Most, if not all, of the recent major data breaches have something in common with the way in which the attack was accomplished – the attacker was able to steal a username and password. These breaches highlight the need for strong multi-factor authentication, but what we should keep in mind is that not all multi-factor authentication methods are created equal.
By leveraging the mobile platform, strong authentication can be implemented in a user-friendly manner. The near term trend for the mobile platform is to take advantage of secure hardware elements and trusted execution environments. This also is true for critical Internet of Things (IoT) environments where higher levels of security are demanded.
In recent breaches at major retailers, financial institutions and government agencies, a username and password was stolen early on in the attack. A password is a poor secret because it is difficult to secure. In most cases the password is stolen through a form of social engineering. To make a password attack more difficult several techniques have been introduced that add a second factor to user authentication.
One-time tokens provided through a variety of forms, such as hard token or SMS, are an improvement over single factor credentials alone. However, we have seen examples where SMS tokens were compromised by redirection malware such as Zitmo and Eurograbber working in conjunction with a Zeus or Zeus variant infection on the victim’s endpoint.
Additionally, SMS tokens are transmitted in plain text putting them at risk of a man-in-the-middle type attack. One time passwords that are typed into a web form by a user are at risk of compromise because they are not “out of band” and therefore social engineering, in conjunction with key loggers and fake web forms can put these forms of second factor authentication at risk in the same way in which passwords are at risk.

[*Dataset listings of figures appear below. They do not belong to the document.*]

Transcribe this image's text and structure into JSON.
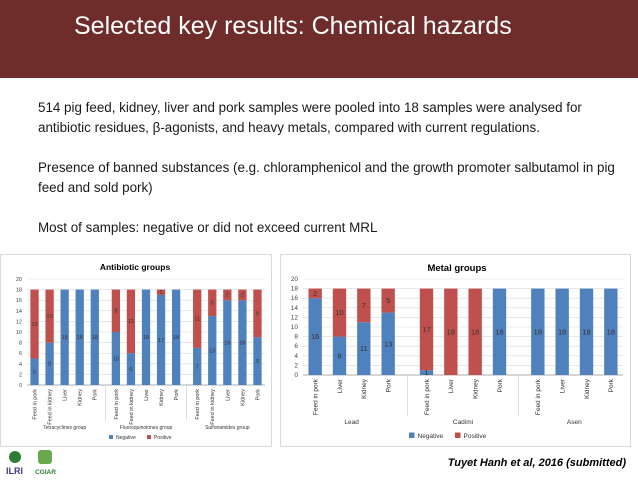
{
  "slide": {
    "title": "Selected key results: Chemical hazards",
    "paragraphs": [
      "514 pig feed, kidney, liver and pork samples were pooled into 18 samples were analysed for antibiotic residues, β-agonists, and heavy metals, compared with current regulations.",
      "Presence of banned substances (e.g. chloramphenicol and the growth promoter salbutamol in pig feed and sold pork)",
      "Most of samples:  negative or did not exceed current MRL"
    ],
    "citation": "Tuyet Hanh et al, 2016 (submitted)",
    "logos": {
      "ilri": "ILRI",
      "cgiar": "CGIAR"
    }
  },
  "colors": {
    "header_bg": "#6e2d2b",
    "negative": "#4f81bd",
    "positive": "#c0504d"
  },
  "chart_data": [
    {
      "type": "bar",
      "stacked": true,
      "title": "Antibiotic groups",
      "ylim": [
        0,
        20
      ],
      "yticks": [
        0,
        2,
        4,
        6,
        8,
        10,
        12,
        14,
        16,
        18,
        20
      ],
      "categories": [
        "Feed in pork",
        "Feed in kidney",
        "Liver",
        "Kidney",
        "Pork",
        "Feed in pork",
        "Feed in kidney",
        "Liver",
        "Kidney",
        "Pork",
        "Feed in pork",
        "Feed in kidney",
        "Liver",
        "Kidney",
        "Pork"
      ],
      "groups": [
        {
          "label": "Tetracyclines group",
          "start": 0,
          "count": 5
        },
        {
          "label": "Fluoroquinolones group",
          "start": 5,
          "count": 5
        },
        {
          "label": "Sulfonamides group",
          "start": 10,
          "count": 5
        }
      ],
      "series": [
        {
          "name": "Negative",
          "values": [
            5,
            8,
            18,
            18,
            18,
            10,
            6,
            18,
            17,
            18,
            7,
            13,
            16,
            16,
            9
          ]
        },
        {
          "name": "Positive",
          "values": [
            13,
            10,
            0,
            0,
            0,
            8,
            12,
            0,
            1,
            0,
            11,
            5,
            2,
            2,
            9
          ]
        }
      ],
      "legend": "bottom"
    },
    {
      "type": "bar",
      "stacked": true,
      "title": "Metal groups",
      "ylim": [
        0,
        20
      ],
      "yticks": [
        0,
        2,
        4,
        6,
        8,
        10,
        12,
        14,
        16,
        18,
        20
      ],
      "categories": [
        "Feed in pork",
        "Liver",
        "Kidney",
        "Pork",
        "Feed in pork",
        "Liver",
        "Kidney",
        "Pork",
        "Feed in pork",
        "Liver",
        "Kidney",
        "Pork"
      ],
      "groups": [
        {
          "label": "Lead",
          "start": 0,
          "count": 4
        },
        {
          "label": "Cadimi",
          "start": 4,
          "count": 4
        },
        {
          "label": "Asen",
          "start": 8,
          "count": 4
        }
      ],
      "series": [
        {
          "name": "Negative",
          "values": [
            16,
            8,
            11,
            13,
            1,
            0,
            0,
            18,
            18,
            18,
            18,
            18
          ]
        },
        {
          "name": "Positive",
          "values": [
            2,
            10,
            7,
            5,
            17,
            18,
            18,
            0,
            0,
            0,
            0,
            0
          ]
        }
      ],
      "legend": "bottom"
    }
  ]
}
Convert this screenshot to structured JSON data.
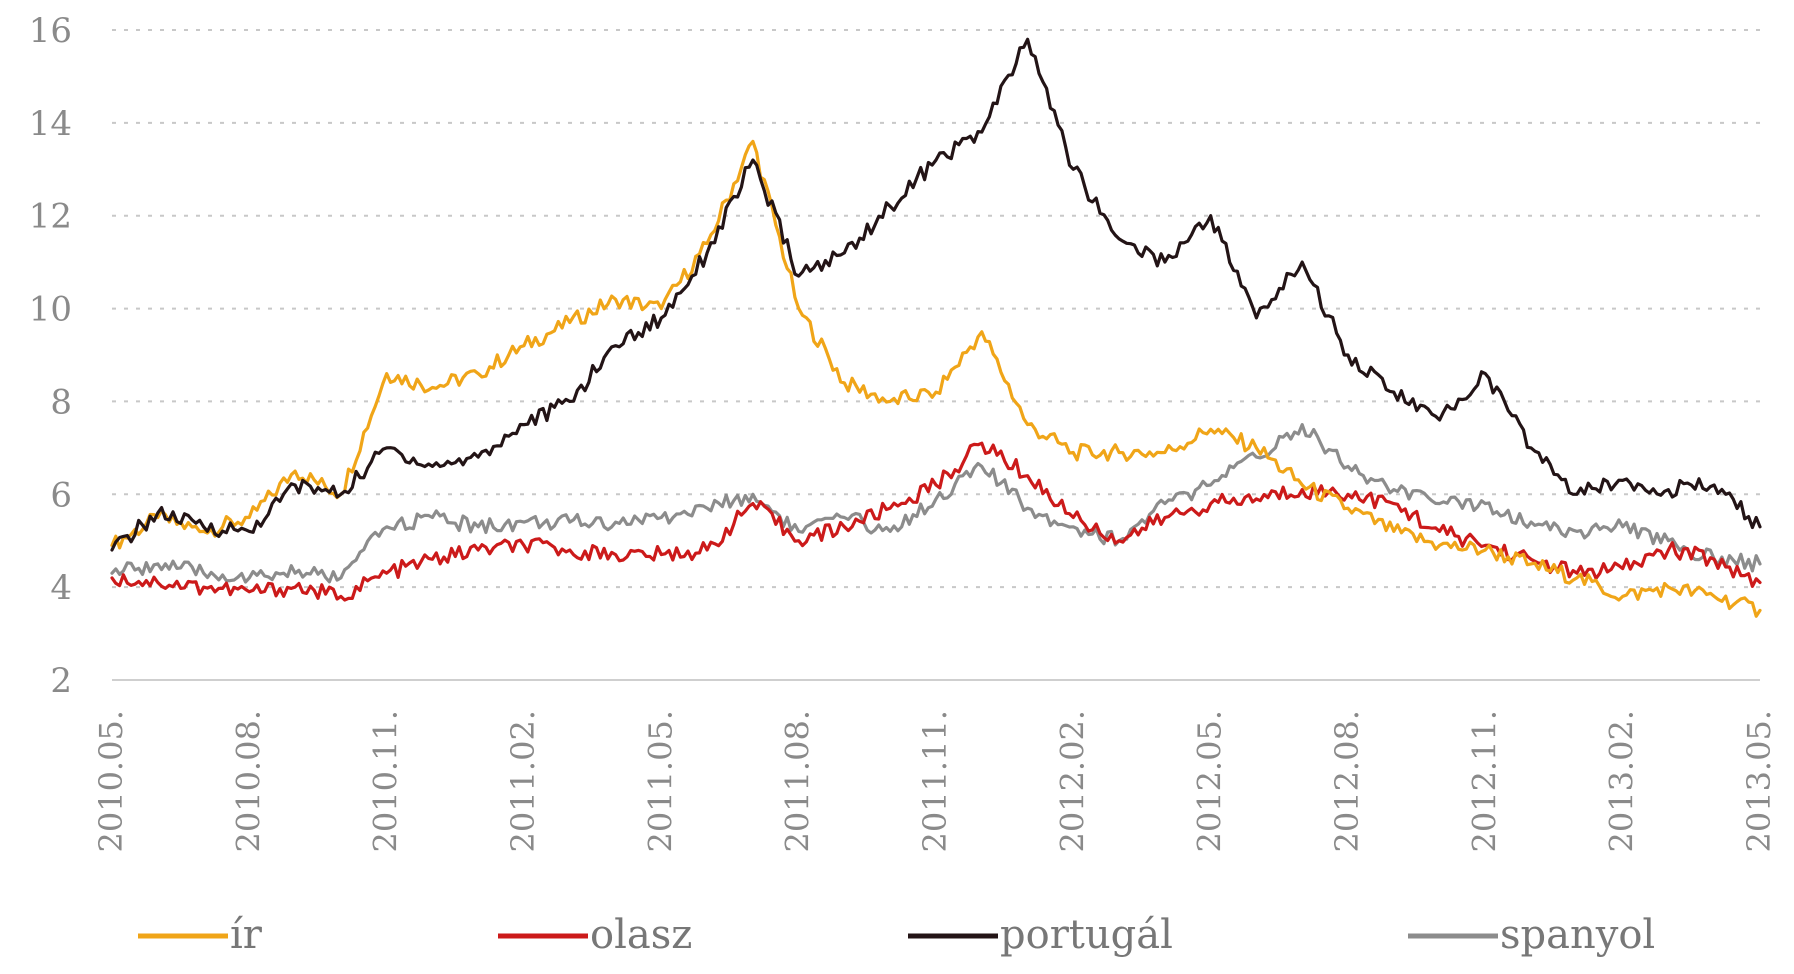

In other words, even though these security techniques offer a higher challenge to an attacker, the difficulty is often not high enough to fully deter the attack. The strength of the authenticator should match the risk being mitigated.
Desktop operating systems do not offer the same level of application isolation as mobile operating systems. This isolation prevents mobile device malware from interfering in the memory space of critical native apps. This technique has proven itself, but now we have the option to store cryptographic credentials in a very secure environment such as hardware secure elements and trusted execution environments. This is a long way from username and password in terms of both security level and user experience.
In the past strong authentication has often been difficult to implement or presented a poor user experience. Today, by leveraging mobile platforms for strong authentication we are taking advantage of a user-friendly computing form factor that is always in our pocket. We may forget our wallet at home and not go back to get it, however if we were to forget our smartphone, more times than not, we would go back to retrieve it. Mobile platforms offer us the ability to secure our digital identities in ways that are stronger than the other forms of second factor authentication, such as SMS tokens, discussed earlier.
With mobile platforms, your digital identity can take the form of a cryptographic credential that never has to leave the device. Communication between backend systems and the mobile device can be encrypted and identity tokens do not have to be re-typed into user endpoints. These capabilities offer users a truly out-of-band multi-factor authentication.
Attacks on mobile platforms are typically related to privacy items such as stolen pictures or redirected SMS messages. Over privileged apps such as a calculator app that has been given access to the device’s microphone present a privacy risk. But that same malicious calculator app will not be able to access cryptographic credentials stored in an isolated secure hardware element.
The malicious app will also be isolated from critical code running in a trusted execution environment, whether it is a cryptographic function or a secure keyboard. By taking advantage of these technologies we can match the level of security to the level of risk being mitigated, all while providing a superior user experience. The idea is to make the cost of the attack much too high for an attacker to consider fraud.
Finally, it should be noted that the usage of secure elements in IoT is a way to offer a root of trust for devices to be able to secure their own digital identities. Encrypted communication, authentication and authorization between devices can become possible. Complex supply chains will also demand that device identities are secured throughout their lifecycle. Attackers should not be allowed to simply “become you” on your network because of a stolen credential. This is true whether we are considering traditional IT networks that run our enterprises, or device-centric operational technology networks that run our critical infrastructure. By taking advantage of credentials stored in a highly secure manner, the security of digital identities becomes possible.